First up: the issue of advertising the films on television. The producers of 2016 recently claimed that CNN “rejected” an ad promoting the film on the grounds that it was “too political,” according to EW. CNN refuted the claim, stating to the media outlet, “We asked them to explain why they believe the ad is not subject to political advertising disclosure requirements, and we did not hear back from them with any explanation.” Since that comment, CNN has approved a different, subsequent ad for the film, a CNN spokesperson confirmed to Hollywood.com. Keep in mind that it’s getting rather close to the November election, and that the ad in question is very politically charged, taking aim very specifically at President Obama. But wait, this is all too familiar.
A roadblock along these lines occurred when Michael Moore’s documentary began airing ads in the summer of 2004 before the election between then-President George W. Bush and Senator John Kerry. In 2004, the conservative group Citizens United filed a claim with the Federal Election Commission claiming that ads for Moore’s very obviously anti-Bush film were tantamount to actual political ads that should be regulated by the FEC. Though they did not succeed, and the ads aired anyway, that argument and CNN’s questioning of the ads for 2016 are worth noting in unison: the circumstances of both releases are simply far too congruent.
Both documentarians, Moore and Dinesh D’Souza, have been accused of misrepresenting facts and in some cases, presenting inaccurate “truths.” Former New York mayor, Democrat Ed Koch, posited that Moore’s film worked to “cheapen debate” in The World Tribune while English-American journalist Christopher Hitchens practically led a one-man charge against Moore’s various claims in the film. Likewise, D’Souza has been attacked numerous times in the past weeks for his claims, mainly those that state that Obama’s beliefs stem directly from his father, with whom he had very little contact throughout his life. The Associated Press’ Beth Foughey claims that D’Souza’s film makes allegations about Obama’s presidency that “don’t hold water” and points out numerous instances in which the documentarian makes claims about the President without providing sufficient evidence. Again, this does not determine that one documentary is more right than the other, but mainly that both partisan messages experienced significant, and intelligent backlash.
Finally, the time period when both films were released begs comparison. Both came out in the summer prior to a Presidential election — both elections featured an incumbent president facing opposition. In 2004, Fahrenheit 9/11 hit in June, as Kerry and Bush’s poll numbers were separated by single percents. The stakes were incredibly high. Likewise, 2016 hit theaters in late July, rising to greater noteworthiness in late August, and like in 2004, the campaign polls place Romney and Obama in a near dead-heat, with each candidate taking the lead from the other every few days.

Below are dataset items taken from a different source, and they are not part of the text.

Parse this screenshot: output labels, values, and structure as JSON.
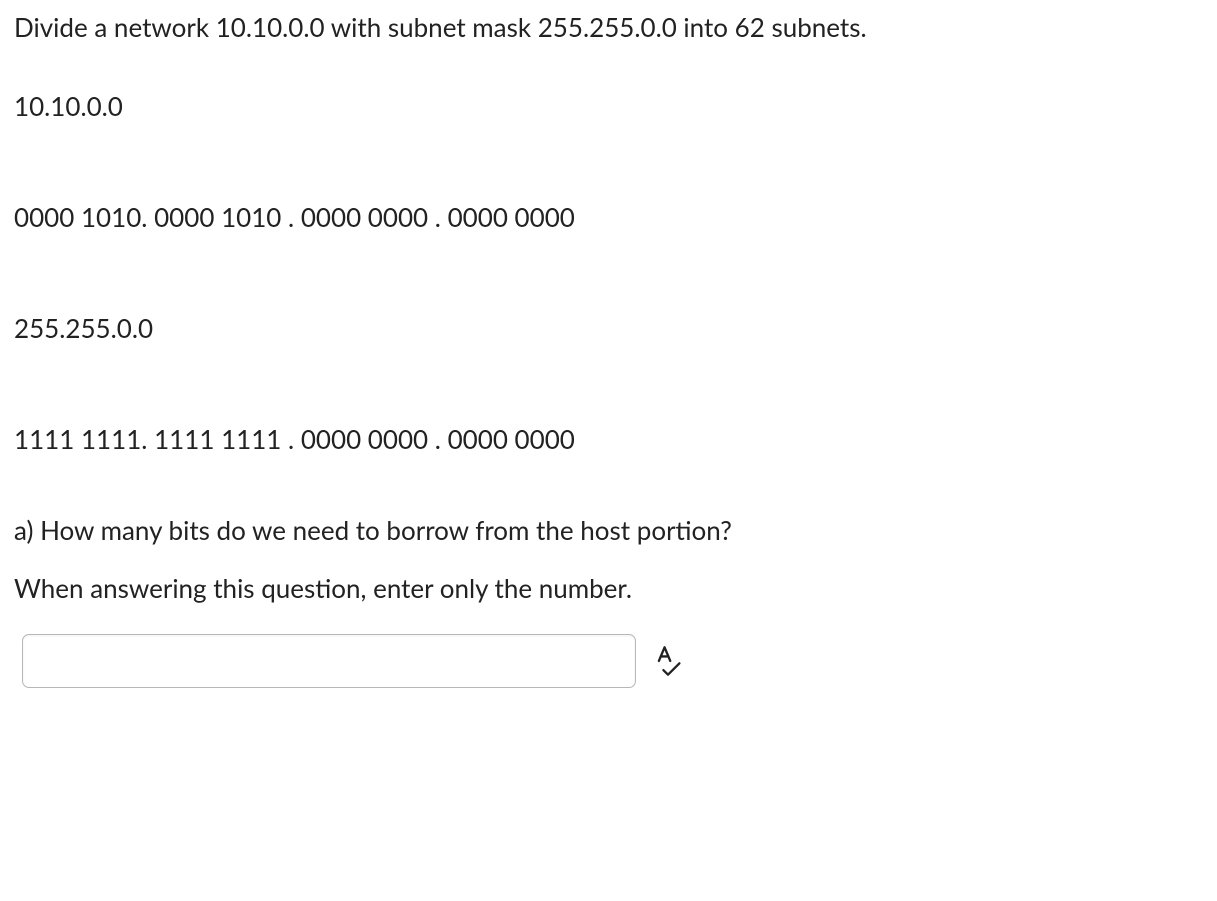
{
  "question": {
    "prompt": "Divide a network 10.10.0.0 with subnet mask 255.255.0.0 into 62 subnets.",
    "ip_decimal": "10.10.0.0",
    "ip_binary": "0000 1010. 0000 1010 . 0000 0000 . 0000 0000",
    "mask_decimal": "255.255.0.0",
    "mask_binary": "1111 1111. 1111 1111 . 0000 0000 . 0000 0000",
    "part_a": "a) How many bits do we need to borrow from the host portion?",
    "instruction": "When answering this question, enter only the number."
  },
  "answer": {
    "value": "",
    "placeholder": ""
  }
}
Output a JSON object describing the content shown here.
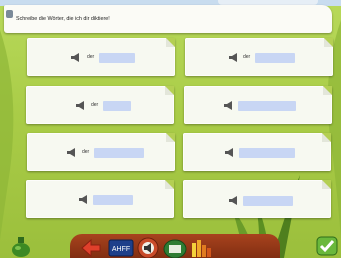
{
  "instruction": {
    "text": "Schreibe die Wörter, die ich dir diktiere!"
  },
  "cards": [
    {
      "article": "der",
      "answer": ""
    },
    {
      "article": "der",
      "answer": ""
    },
    {
      "article": "der",
      "answer": ""
    },
    {
      "article": "",
      "answer": ""
    },
    {
      "article": "der",
      "answer": ""
    },
    {
      "article": "",
      "answer": ""
    },
    {
      "article": "",
      "answer": ""
    },
    {
      "article": "",
      "answer": ""
    }
  ],
  "toolbar": {
    "keyboard_label": "AHFF",
    "icons": [
      "back-arrow-icon",
      "keyboard-icon",
      "speaker-icon",
      "printer-icon",
      "sound-bars-icon",
      "check-icon",
      "bottle-icon"
    ]
  },
  "colors": {
    "background": "#a9cc47",
    "card": "#f7f9f1",
    "answer_field": "#c8d6f4",
    "toolbar": "#9a3a18"
  }
}
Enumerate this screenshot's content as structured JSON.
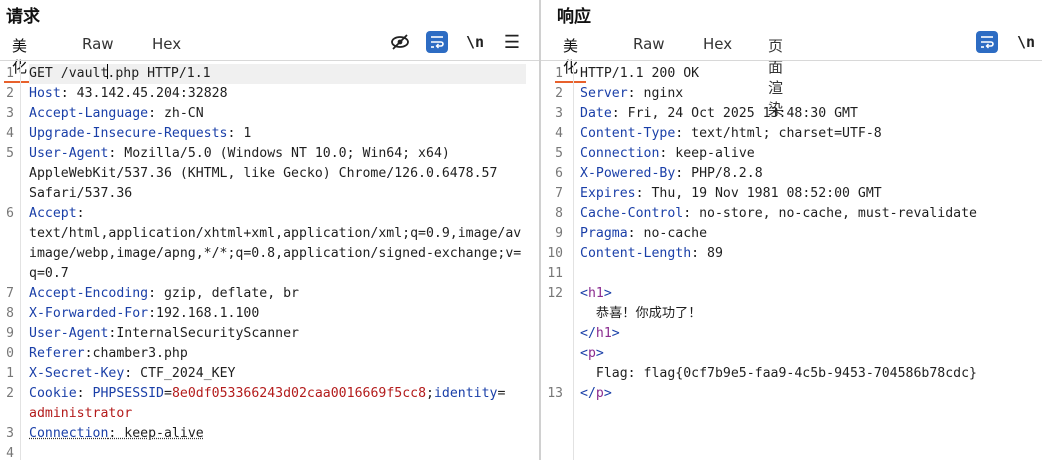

I doubt anyone, conservative or liberal, would argue that both films didn’t aim to tip the scales with their waves of supposed truths, and that both clearly aim to strike fear in their own unique ways. A quick listen to both the ad for 2016 and the ad for Fahrenheit 9/11 display just how clear and expected those aims were. 2016 makes use of dark imagery and haunting music, connecting Obama to his estranged, Kenyan father’s roots and the fears that many Obama opponents already possess. On that same token, Moore’s film plays into the popularized notion that Bush was a clueless, goofy cowboy, running the country by the seat of his pants. Neither film, nor their ads, made any attempt to offer up their viewpoints on even keel. Both have clear slants. And both made those slants painstakingly clear in their timing and the aesthetic elements of their marketing materials.
Only time will tell if their stories really will match up. Moore’s rant against the Bush administration didn’t stop Bush from winning the 2004 election and securing a second term as the P.O.T.U.S. Will 2016 experience a similar fate? Or will Obama’s low approval rating (hovering between 42-46 according to Gallup) be the right fuel for the doc’s fire? Conversely, Bush enjoyed a 48-50 approval rating when Fahrenheit began its charge, according to Gallup, which may have contributed to the failure of Moore’s documentary to impact the election. Of course, there’s always the potential that these sorts of films tend to cater to the voters already leaning towards the viewpoints they aim to amplify.
That said, should 2016 actually directly impact the results this November, the question of whether running ads for partisan documentaries like 2016 and Fahrenheit might be a question worth opening in a very real way.
Do you think the election could be swayed by 2016? Do you think it’s the conservative Fahrenheit 9/11?